Core Concepts
| Item | Description |
|---|
Scalability | Ability to handle growth — horizontal (more machines) vs vertical (bigger machine) |
Availability | Percentage of time operational — 99.9% = 8.76h downtime/year |
CAP Theorem | Choose 2 of 3: Consistency, Availability, Partition Tolerance |
Latency | Request time — P50 (median), P95, P99 (tail latency matters most) |
Throughput | Requests per second — measured in QPS or RPS |
CAP Theorem Choices
| Choice | You Get | Best For |
|---|
| CP | Strong consistency during partitions | Banking, payments |
| AP | Always available during partitions | Social media, CDNs |
| CA | Both when no partition | Single-node databases |
Design Process
| Item | Description |
|---|
1. Requirements | Functional + non-functional (scale, latency, durability) |
2. Estimation | QPS, storage, bandwidth — 1M DAU x 10 req/day = ~115 QPS avg |
3. API Design | REST/GraphQL/gRPC — endpoints, request/response |
4. Data Model | SQL vs NoSQL — schemas, indexes, partition keys |
5. High-Level | Boxes and arrows — services, DBs, caches, queues |
6. Deep Dive | Critical components — SPOFs, bottlenecks |
Key Tradeoffs
| Item | Description |
|---|
Read vs Write | Indexes speed reads, slow writes.

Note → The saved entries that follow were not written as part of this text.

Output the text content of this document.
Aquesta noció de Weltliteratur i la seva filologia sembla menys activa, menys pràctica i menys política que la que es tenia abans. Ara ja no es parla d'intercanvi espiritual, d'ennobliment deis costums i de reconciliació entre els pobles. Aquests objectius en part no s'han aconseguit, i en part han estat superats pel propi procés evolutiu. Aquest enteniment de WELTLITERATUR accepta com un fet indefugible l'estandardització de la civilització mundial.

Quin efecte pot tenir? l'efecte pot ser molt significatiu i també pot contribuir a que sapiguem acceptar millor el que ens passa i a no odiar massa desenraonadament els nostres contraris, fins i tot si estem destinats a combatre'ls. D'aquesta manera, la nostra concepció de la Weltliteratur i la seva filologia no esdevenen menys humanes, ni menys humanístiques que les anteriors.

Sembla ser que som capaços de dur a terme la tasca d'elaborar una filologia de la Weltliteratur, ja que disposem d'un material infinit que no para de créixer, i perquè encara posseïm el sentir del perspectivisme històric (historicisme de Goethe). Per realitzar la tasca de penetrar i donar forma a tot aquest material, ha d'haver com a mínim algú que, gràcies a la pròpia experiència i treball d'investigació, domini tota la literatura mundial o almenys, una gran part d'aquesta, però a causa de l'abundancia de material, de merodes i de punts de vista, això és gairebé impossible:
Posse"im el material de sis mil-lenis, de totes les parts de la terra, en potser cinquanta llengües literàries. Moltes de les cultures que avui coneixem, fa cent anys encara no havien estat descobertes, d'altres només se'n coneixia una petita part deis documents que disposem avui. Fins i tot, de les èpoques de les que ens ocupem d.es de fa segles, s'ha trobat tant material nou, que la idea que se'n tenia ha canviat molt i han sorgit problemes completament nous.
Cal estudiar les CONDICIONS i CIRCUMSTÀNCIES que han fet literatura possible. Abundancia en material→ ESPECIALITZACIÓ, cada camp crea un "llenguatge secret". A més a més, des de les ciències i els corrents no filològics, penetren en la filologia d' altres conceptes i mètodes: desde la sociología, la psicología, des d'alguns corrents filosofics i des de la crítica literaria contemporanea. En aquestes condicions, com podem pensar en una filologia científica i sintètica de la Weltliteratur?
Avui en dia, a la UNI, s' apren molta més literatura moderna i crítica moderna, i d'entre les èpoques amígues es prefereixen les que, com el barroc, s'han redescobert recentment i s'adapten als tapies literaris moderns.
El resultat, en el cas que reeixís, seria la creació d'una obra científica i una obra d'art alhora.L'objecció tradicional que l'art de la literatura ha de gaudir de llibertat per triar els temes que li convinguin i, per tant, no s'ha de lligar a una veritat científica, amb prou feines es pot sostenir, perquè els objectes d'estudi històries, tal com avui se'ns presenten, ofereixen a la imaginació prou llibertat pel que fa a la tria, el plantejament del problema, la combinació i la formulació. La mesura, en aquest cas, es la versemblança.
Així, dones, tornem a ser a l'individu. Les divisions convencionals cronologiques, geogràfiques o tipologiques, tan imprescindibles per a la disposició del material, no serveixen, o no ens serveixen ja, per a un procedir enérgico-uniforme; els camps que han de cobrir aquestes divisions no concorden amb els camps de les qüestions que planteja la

Caches add consistency issues. |
Sync vs Async | Sync = strong consistency, higher latency. Async = eventual, better throughput. |
SQL vs NoSQL | SQL = ACID, joins, schema. NoSQL = flexible, horizontal scaling, BASE. |
Monolith vs Microservices | Monolith = simpler. Microservices = independent scaling, ops complexity. |
Pro Tip: Start with a monolith and split when you have clear bounded contexts. Premature distribution creates complexity without the scale to justify it.